When creating test instructions in Magic Inspector, you'll notice an AI Models button at the end of certain instruction input fields. This button allows you to choose between different AI models for element identification, depending on the type of instruction you've selected.

Currently, Magic Inspector offers two AI models for element identification:

DOM-based model (labeled as "1" in the screenshot below)
Vision-based model (labeled as "2" in the screenshot below)

It's crucial to understand the differences between these models as they cater to different use cases and scenarios.

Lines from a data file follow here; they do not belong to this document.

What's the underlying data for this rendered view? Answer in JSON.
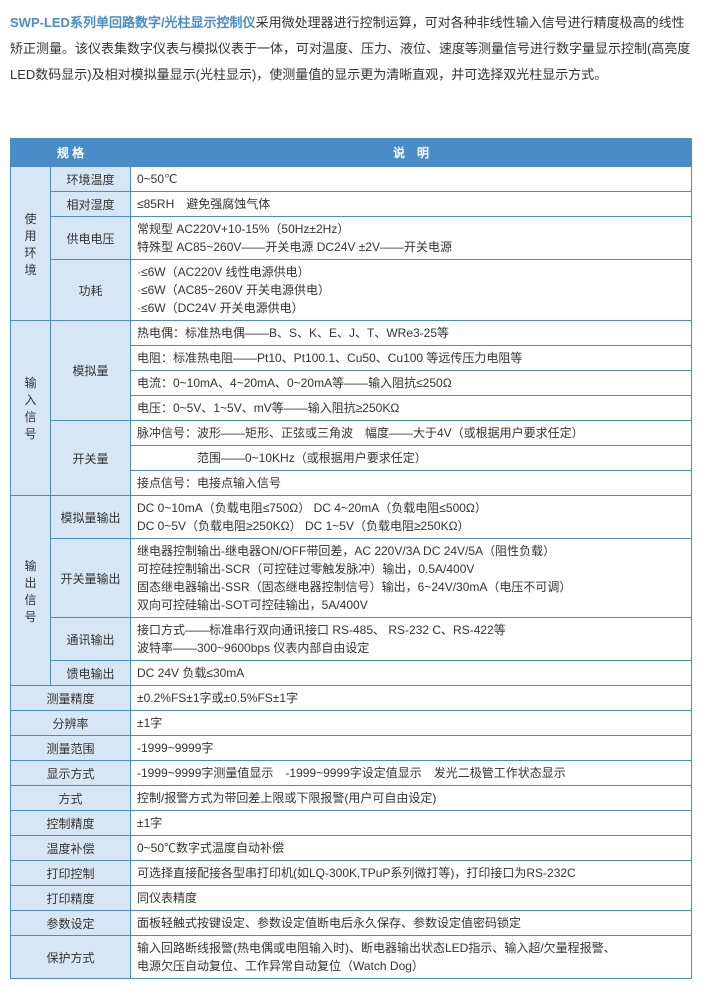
{
  "intro": {
    "highlight": "SWP-LED系列单回路数字/光柱显示控制仪",
    "rest": "采用微处理器进行控制运算，可对各种非线性输入信号进行精度极高的线性矫正测量。该仪表集数字仪表与模拟仪表于一体，可对温度、压力、液位、速度等测量信号进行数字量显示控制(高亮度LED数码显示)及相对模拟量显示(光柱显示)，使测量值的显示更为清晰直观，并可选择双光柱显示方式。"
  },
  "headers": {
    "spec": "规 格",
    "desc": "说　明"
  },
  "groups": [
    {
      "cat": "使用环境",
      "rows": [
        {
          "sub": "环境温度",
          "val": "0~50℃"
        },
        {
          "sub": "相对湿度",
          "val": "≤85RH　避免强腐蚀气体"
        },
        {
          "sub": "供电电压",
          "val": "常规型 AC220V+10-15%（50Hz±2Hz）\n特殊型 AC85~260V——开关电源 DC24V ±2V——开关电源"
        },
        {
          "sub": "功耗",
          "val": "·≤6W（AC220V 线性电源供电）\n·≤6W（AC85~260V 开关电源供电）\n·≤6W（DC24V 开关电源供电）"
        }
      ]
    },
    {
      "cat": "输入信号",
      "rows": [
        {
          "sub": "模拟量",
          "val": "热电偶：标准热电偶——B、S、K、E、J、T、WRe3-25等\n电阻：标准热电阻——Pt10、Pt100.1、Cu50、Cu100 等远传压力电阻等\n电流：0~10mA、4~20mA、0~20mA等——输入阻抗≤250Ω\n电压：0~5V、1~5V、mV等——输入阻抗≥250KΩ"
        },
        {
          "sub": "开关量",
          "val": "脉冲信号：波形——矩形、正弦或三角波　幅度——大于4V（或根据用户要求任定）\n　　　　　范围——0~10KHz（或根据用户要求任定）\n接点信号：电接点输入信号"
        }
      ]
    },
    {
      "cat": "输出信号",
      "rows": [
        {
          "sub": "模拟量输出",
          "val": "DC 0~10mA（负载电阻≤750Ω） DC 4~20mA（负载电阻≤500Ω）\nDC 0~5V（负载电阻≥250KΩ） DC 1~5V（负载电阻≥250KΩ）"
        },
        {
          "sub": "开关量输出",
          "val": "继电器控制输出-继电器ON/OFF带回差，AC 220V/3A DC 24V/5A（阻性负载）\n可控硅控制输出-SCR（可控硅过零触发脉冲）输出，0.5A/400V\n固态继电器输出-SSR（固态继电器控制信号）输出，6~24V/30mA（电压不可调）\n双向可控硅输出-SOT可控硅输出，5A/400V"
        },
        {
          "sub": "通讯输出",
          "val": "接口方式——标准串行双向通讯接口 RS-485、 RS-232 C、RS-422等\n波特率——300~9600bps 仪表内部自由设定"
        },
        {
          "sub": "馈电输出",
          "val": "DC 24V 负载≤30mA"
        }
      ]
    }
  ],
  "flat": [
    {
      "sub": "测量精度",
      "val": "±0.2%FS±1字或±0.5%FS±1字"
    },
    {
      "sub": "分辨率",
      "val": "±1字"
    },
    {
      "sub": "测量范围",
      "val": "-1999~9999字"
    },
    {
      "sub": "显示方式",
      "val": "-1999~9999字测量值显示　-1999~9999字设定值显示　发光二极管工作状态显示"
    },
    {
      "sub": "方式",
      "val": "控制/报警方式为带回差上限或下限报警(用户可自由设定)"
    },
    {
      "sub": "控制精度",
      "val": "±1字"
    },
    {
      "sub": "温度补偿",
      "val": "0~50℃数字式温度自动补偿"
    },
    {
      "sub": "打印控制",
      "val": "可选择直接配接各型串打印机(如LQ-300K,TPuP系列微打等)，打印接口为RS-232C"
    },
    {
      "sub": "打印精度",
      "val": "同仪表精度"
    },
    {
      "sub": "参数设定",
      "val": "面板轻触式按键设定、参数设定值断电后永久保存、参数设定值密码锁定"
    },
    {
      "sub": "保护方式",
      "val": "输入回路断线报警(热电偶或电阻输入时)、断电器输出状态LED指示、输入超/欠量程报警、\n电源欠压自动复位、工作异常自动复位（Watch Dog）"
    }
  ]
}
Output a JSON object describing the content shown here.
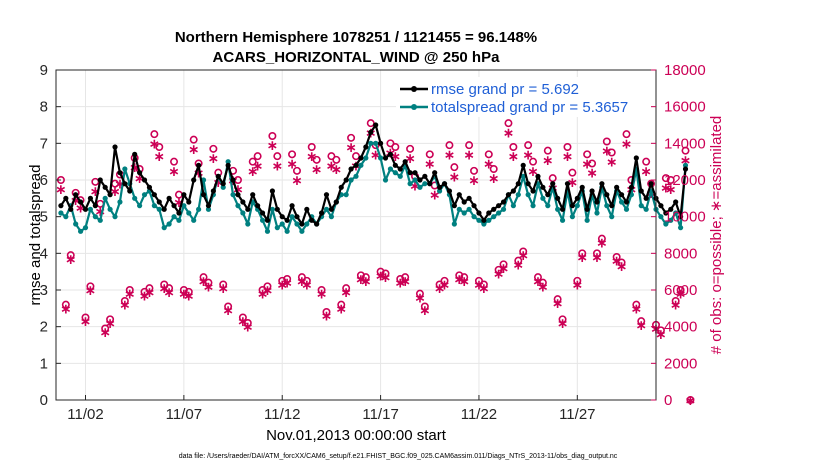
{
  "chart_data": {
    "type": "line",
    "title_line1": "Northern Hemisphere 1078251 / 1121455 = 96.148%",
    "title_line2": "ACARS_HORIZONTAL_WIND @ 250 hPa",
    "xlabel": "Nov.01,2013 00:00:00 start",
    "ylabel_left": "rmse and totalspread",
    "ylabel_right": "# of obs: o=possible; ∗=assimilated",
    "footer": "data file: /Users/raeder/DAI/ATM_forcXX/CAM6_setup/f.e21.FHIST_BGC.f09_025.CAM6assim.011/Diags_NTrS_2013-11/obs_diag_output.nc",
    "xlim": [
      0.5,
      31.0
    ],
    "ylim_left": [
      0,
      9
    ],
    "ylim_right": [
      0,
      18000
    ],
    "x_ticks": [
      {
        "value": 2,
        "label": "11/02"
      },
      {
        "value": 7,
        "label": "11/07"
      },
      {
        "value": 12,
        "label": "11/12"
      },
      {
        "value": 17,
        "label": "11/17"
      },
      {
        "value": 22,
        "label": "11/22"
      },
      {
        "value": 27,
        "label": "11/27"
      }
    ],
    "y_left_ticks": [
      "0",
      "1",
      "2",
      "3",
      "4",
      "5",
      "6",
      "7",
      "8",
      "9"
    ],
    "y_right_ticks": [
      "0",
      "2000",
      "4000",
      "6000",
      "8000",
      "10000",
      "12000",
      "14000",
      "16000",
      "18000"
    ],
    "series": [
      {
        "name": "rmse",
        "legend": "rmse grand pr = 5.692",
        "color": "#000000",
        "x_start": 0.75,
        "x_step": 0.25,
        "values": [
          5.3,
          5.5,
          5.2,
          5.6,
          5.4,
          5.2,
          5.5,
          5.3,
          6.0,
          5.8,
          5.6,
          6.9,
          6.2,
          5.9,
          5.7,
          6.7,
          6.2,
          6.0,
          5.8,
          5.6,
          5.4,
          5.2,
          5.5,
          5.3,
          5.1,
          5.6,
          5.4,
          6.0,
          6.4,
          5.6,
          5.3,
          5.7,
          6.1,
          5.9,
          6.4,
          6.0,
          5.6,
          5.4,
          5.2,
          5.6,
          5.3,
          5.1,
          4.9,
          5.7,
          5.2,
          5.0,
          4.9,
          5.3,
          5.0,
          4.8,
          5.2,
          4.9,
          4.8,
          5.1,
          5.6,
          5.2,
          5.4,
          5.8,
          6.0,
          6.3,
          6.4,
          6.6,
          6.9,
          7.3,
          7.5,
          7.0,
          6.6,
          6.7,
          6.4,
          6.3,
          6.5,
          6.2,
          6.2,
          6.0,
          6.1,
          5.9,
          6.2,
          5.8,
          5.9,
          5.7,
          5.3,
          5.6,
          5.4,
          5.5,
          5.3,
          5.1,
          4.9,
          5.1,
          5.2,
          5.3,
          5.4,
          5.6,
          5.7,
          5.9,
          6.4,
          5.9,
          5.7,
          6.1,
          5.8,
          5.6,
          5.9,
          5.5,
          5.2,
          5.9,
          5.3,
          5.5,
          5.8,
          5.2,
          5.7,
          5.4,
          5.9,
          5.6,
          5.3,
          5.8,
          5.6,
          5.4,
          5.8,
          6.6,
          5.7,
          5.5,
          5.9,
          5.5,
          5.3,
          5.1,
          5.2,
          5.4,
          5.0,
          6.3
        ]
      },
      {
        "name": "totalspread",
        "legend": "totalspread grand pr = 5.3657",
        "color": "#008080",
        "x_start": 0.75,
        "x_step": 0.25,
        "values": [
          5.1,
          5.0,
          5.3,
          4.8,
          4.6,
          4.7,
          5.2,
          5.0,
          4.9,
          5.5,
          5.2,
          5.0,
          5.4,
          6.3,
          5.9,
          5.5,
          5.3,
          5.6,
          5.7,
          5.3,
          5.2,
          4.7,
          4.8,
          5.0,
          4.9,
          5.3,
          5.1,
          4.9,
          5.2,
          6.0,
          5.2,
          5.6,
          6.1,
          5.8,
          6.5,
          5.6,
          5.3,
          5.1,
          4.8,
          5.4,
          5.2,
          4.9,
          4.6,
          5.2,
          4.7,
          4.8,
          4.6,
          5.0,
          4.8,
          4.6,
          4.8,
          5.0,
          4.8,
          5.0,
          5.2,
          5.0,
          5.4,
          5.6,
          5.6,
          6.0,
          6.1,
          6.4,
          6.6,
          7.0,
          7.0,
          6.6,
          6.0,
          6.3,
          6.2,
          6.1,
          6.4,
          5.9,
          6.0,
          5.8,
          5.9,
          5.9,
          6.1,
          5.7,
          5.9,
          5.6,
          4.8,
          5.2,
          5.1,
          5.2,
          5.0,
          4.9,
          4.8,
          4.9,
          5.0,
          5.1,
          5.2,
          5.6,
          5.3,
          5.6,
          6.1,
          5.6,
          5.3,
          5.9,
          5.5,
          5.3,
          5.8,
          5.2,
          4.9,
          5.7,
          5.0,
          5.3,
          5.7,
          4.9,
          5.6,
          5.1,
          5.8,
          5.3,
          5.0,
          5.7,
          5.4,
          5.2,
          5.6,
          6.3,
          5.3,
          5.2,
          5.7,
          5.2,
          5.0,
          4.8,
          4.9,
          5.1,
          4.7,
          6.4
        ]
      },
      {
        "name": "possible",
        "color": "#cc0055",
        "x_start": 0.75,
        "x_step": 0.25,
        "values": [
          12000,
          5200,
          7900,
          11300,
          10900,
          4500,
          6200,
          11900,
          10700,
          3900,
          4400,
          11800,
          12300,
          5400,
          6000,
          13200,
          12600,
          5900,
          6100,
          14500,
          13800,
          6300,
          6100,
          13000,
          11200,
          6000,
          5900,
          14200,
          12900,
          6700,
          6400,
          13700,
          12400,
          6300,
          5100,
          12500,
          12000,
          4500,
          4200,
          13000,
          13300,
          6000,
          6200,
          14400,
          13300,
          6500,
          6600,
          13400,
          12500,
          6700,
          6500,
          13800,
          13100,
          6000,
          4800,
          13300,
          13100,
          5200,
          6100,
          14300,
          13300,
          6800,
          6700,
          15100,
          13900,
          7000,
          6900,
          14000,
          13800,
          6600,
          6700,
          13700,
          12200,
          5800,
          5100,
          13400,
          11700,
          6300,
          6500,
          13900,
          12700,
          6800,
          6700,
          13900,
          12500,
          6500,
          6300,
          13400,
          12600,
          7100,
          7400,
          15100,
          13800,
          7600,
          8100,
          13900,
          13000,
          6700,
          6400,
          13600,
          12100,
          5500,
          4400,
          13800,
          12400,
          6500,
          8000,
          13400,
          12900,
          8000,
          8800,
          14100,
          13500,
          7800,
          7500,
          14500,
          12000,
          5200,
          4300,
          13000,
          11800,
          4100,
          3800,
          12100,
          12000,
          5400,
          6000,
          13600,
          0
        ]
      },
      {
        "name": "assimilated",
        "color": "#cc0055",
        "x_start": 0.75,
        "x_step": 0.25,
        "values": [
          11500,
          5000,
          7700,
          10900,
          10500,
          4300,
          6000,
          11400,
          10300,
          3700,
          4200,
          11400,
          11800,
          5200,
          5800,
          12700,
          12100,
          5700,
          5900,
          14000,
          13300,
          6100,
          5900,
          12500,
          10800,
          5800,
          5700,
          13700,
          12400,
          6500,
          6200,
          13200,
          11900,
          6100,
          4900,
          12000,
          11500,
          4300,
          4000,
          12500,
          12800,
          5800,
          6000,
          13900,
          12800,
          6300,
          6400,
          12900,
          12000,
          6500,
          6300,
          13300,
          12600,
          5800,
          4600,
          12800,
          12600,
          5000,
          5900,
          13800,
          12800,
          6600,
          6500,
          14600,
          13400,
          6800,
          6700,
          13500,
          13300,
          6400,
          6500,
          13200,
          11700,
          5600,
          4900,
          12900,
          11200,
          6100,
          6300,
          13400,
          12200,
          6600,
          6500,
          13400,
          12000,
          6300,
          6100,
          12900,
          12100,
          6900,
          7200,
          14600,
          13300,
          7400,
          7900,
          13400,
          12500,
          6500,
          6200,
          13100,
          11600,
          5300,
          4200,
          13300,
          11900,
          6300,
          7800,
          12900,
          12400,
          7800,
          8600,
          13600,
          13000,
          7600,
          7300,
          14000,
          11500,
          5000,
          4100,
          12500,
          11300,
          3900,
          3600,
          11600,
          11500,
          5200,
          5800,
          13100,
          0
        ]
      }
    ]
  }
}
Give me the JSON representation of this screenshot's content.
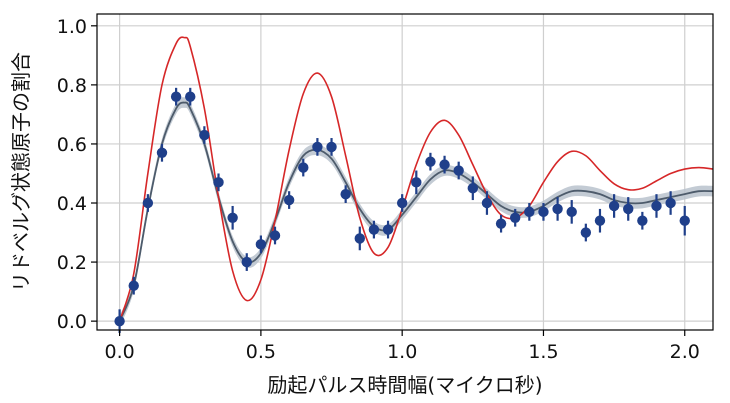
{
  "colors": {
    "ideal_curve": "#d62728",
    "fit_curve": "#4d5b6b",
    "fit_band": "#b8c2cc",
    "points": "#1f3f8a"
  },
  "chart_data": {
    "type": "line",
    "title": "",
    "xlabel": "励起パルス時間幅(マイクロ秒)",
    "ylabel": "リドベルグ状態原子の割合",
    "xlim": [
      -0.08,
      2.1
    ],
    "ylim": [
      -0.03,
      1.04
    ],
    "x_ticks": [
      0.0,
      0.5,
      1.0,
      1.5,
      2.0
    ],
    "x_tick_labels": [
      "0.0",
      "0.5",
      "1.0",
      "1.5",
      "2.0"
    ],
    "y_ticks": [
      0.0,
      0.2,
      0.4,
      0.6,
      0.8,
      1.0
    ],
    "y_tick_labels": [
      "0.0",
      "0.2",
      "0.4",
      "0.6",
      "0.8",
      "1.0"
    ],
    "grid": true,
    "series": [
      {
        "kind": "line",
        "color": "#d62728",
        "x": [
          0.0,
          0.05,
          0.1,
          0.15,
          0.2,
          0.23,
          0.25,
          0.3,
          0.35,
          0.4,
          0.45,
          0.5,
          0.55,
          0.6,
          0.65,
          0.7,
          0.75,
          0.8,
          0.85,
          0.9,
          0.95,
          1.0,
          1.05,
          1.1,
          1.15,
          1.2,
          1.25,
          1.3,
          1.35,
          1.4,
          1.45,
          1.5,
          1.55,
          1.6,
          1.65,
          1.7,
          1.75,
          1.8,
          1.85,
          1.9,
          1.95,
          2.0,
          2.05,
          2.1
        ],
        "y": [
          0.0,
          0.16,
          0.5,
          0.8,
          0.94,
          0.96,
          0.93,
          0.72,
          0.42,
          0.17,
          0.07,
          0.14,
          0.34,
          0.58,
          0.77,
          0.84,
          0.76,
          0.56,
          0.35,
          0.23,
          0.25,
          0.38,
          0.53,
          0.64,
          0.68,
          0.63,
          0.53,
          0.43,
          0.36,
          0.35,
          0.39,
          0.47,
          0.54,
          0.575,
          0.56,
          0.51,
          0.465,
          0.445,
          0.45,
          0.475,
          0.5,
          0.515,
          0.52,
          0.515
        ]
      },
      {
        "kind": "fit",
        "color": "#4d5b6b",
        "band_color": "#b8c2cc",
        "x": [
          0.0,
          0.05,
          0.1,
          0.15,
          0.2,
          0.23,
          0.25,
          0.3,
          0.35,
          0.4,
          0.45,
          0.5,
          0.55,
          0.6,
          0.65,
          0.7,
          0.75,
          0.8,
          0.85,
          0.9,
          0.95,
          1.0,
          1.05,
          1.1,
          1.15,
          1.2,
          1.25,
          1.3,
          1.35,
          1.4,
          1.45,
          1.5,
          1.55,
          1.6,
          1.65,
          1.7,
          1.75,
          1.8,
          1.85,
          1.9,
          1.95,
          2.0,
          2.05,
          2.1
        ],
        "y": [
          0.0,
          0.12,
          0.38,
          0.6,
          0.72,
          0.74,
          0.72,
          0.6,
          0.42,
          0.27,
          0.2,
          0.23,
          0.34,
          0.47,
          0.56,
          0.58,
          0.55,
          0.47,
          0.38,
          0.32,
          0.31,
          0.36,
          0.42,
          0.48,
          0.51,
          0.5,
          0.47,
          0.43,
          0.39,
          0.37,
          0.37,
          0.39,
          0.42,
          0.44,
          0.44,
          0.43,
          0.41,
          0.4,
          0.4,
          0.41,
          0.42,
          0.43,
          0.44,
          0.44
        ],
        "band_halfwidth": 0.018
      },
      {
        "kind": "errorbar",
        "color": "#1f3f8a",
        "x": [
          0.0,
          0.05,
          0.1,
          0.15,
          0.2,
          0.25,
          0.3,
          0.35,
          0.4,
          0.45,
          0.5,
          0.55,
          0.6,
          0.65,
          0.7,
          0.75,
          0.8,
          0.85,
          0.9,
          0.95,
          1.0,
          1.05,
          1.1,
          1.15,
          1.2,
          1.25,
          1.3,
          1.35,
          1.4,
          1.45,
          1.5,
          1.55,
          1.6,
          1.65,
          1.7,
          1.75,
          1.8,
          1.85,
          1.9,
          1.95,
          2.0
        ],
        "y": [
          0.0,
          0.12,
          0.4,
          0.57,
          0.76,
          0.76,
          0.63,
          0.47,
          0.35,
          0.2,
          0.26,
          0.29,
          0.41,
          0.52,
          0.59,
          0.59,
          0.43,
          0.28,
          0.31,
          0.31,
          0.4,
          0.47,
          0.54,
          0.53,
          0.51,
          0.45,
          0.4,
          0.33,
          0.35,
          0.37,
          0.37,
          0.38,
          0.37,
          0.3,
          0.34,
          0.39,
          0.38,
          0.34,
          0.39,
          0.4,
          0.34
        ],
        "err": [
          0.04,
          0.03,
          0.03,
          0.03,
          0.03,
          0.03,
          0.03,
          0.03,
          0.04,
          0.03,
          0.03,
          0.03,
          0.03,
          0.03,
          0.03,
          0.03,
          0.03,
          0.04,
          0.03,
          0.03,
          0.03,
          0.04,
          0.03,
          0.03,
          0.03,
          0.04,
          0.04,
          0.03,
          0.03,
          0.03,
          0.03,
          0.04,
          0.04,
          0.03,
          0.04,
          0.04,
          0.04,
          0.03,
          0.04,
          0.04,
          0.05
        ]
      }
    ]
  }
}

Let's dive into each model's characteristics, strengths, and weaknesses.

DOM-based Model

The DOM-based model is the default and often the most efficient option for element identification.

How it works

This model serializes useful elements of your page and isolates the element that best matches your description based on the Document Object Model (DOM) structure.

Strengths

Very efficient when components are well-crafted with good placeholders, labels, or semantic attributes
Highly effective when developers use semantic HTML tags and meaningful attributes
Can accurately identify elements based on their role, name, or other DOM properties
More reliable in most standard web scenarios

Weaknesses

Struggles with poorly marked-up HTML or highly visual elements
Quite impossible to describe elements based on their visual position or appearance
Cannot identify elements that are not properly represented in the DOM

Vision-based Model

The vision model serves as an excellent alternative when the DOM model falls short.

How it works

This model is trained to find elements visually based on their characteristics and position on the page.

Strengths

Can identify components that are not easily findable within the DOM
Excels at differentiating elements based on visual clues
Allows for visual descriptions like "The Plus (+) icon button at the bottom right corner"

Weaknesses

Generally less reliable than the DOM model for common web UIs
More prone to hallucinations due to the large variety of UI designs

Choosing the Right Model

When deciding which model to use, consider the following:

Start with the DOM model for most scenarios, especially when working with well-structured web applications.
If you're having trouble identifying an element using the DOM model even after refining your description, switch to the vision model.
Use the vision model when you need to describe elements based on their visual characteristics or position.

After a while, you will intuitively know which model works best depending on the parts of your app you're testing, and choosing between them will become second nature.

What if it still doesn't work?

If you've tried different models and still can't get the result you want, you can still disable the AI and use our fallback methods as explained in the testing without AI guide.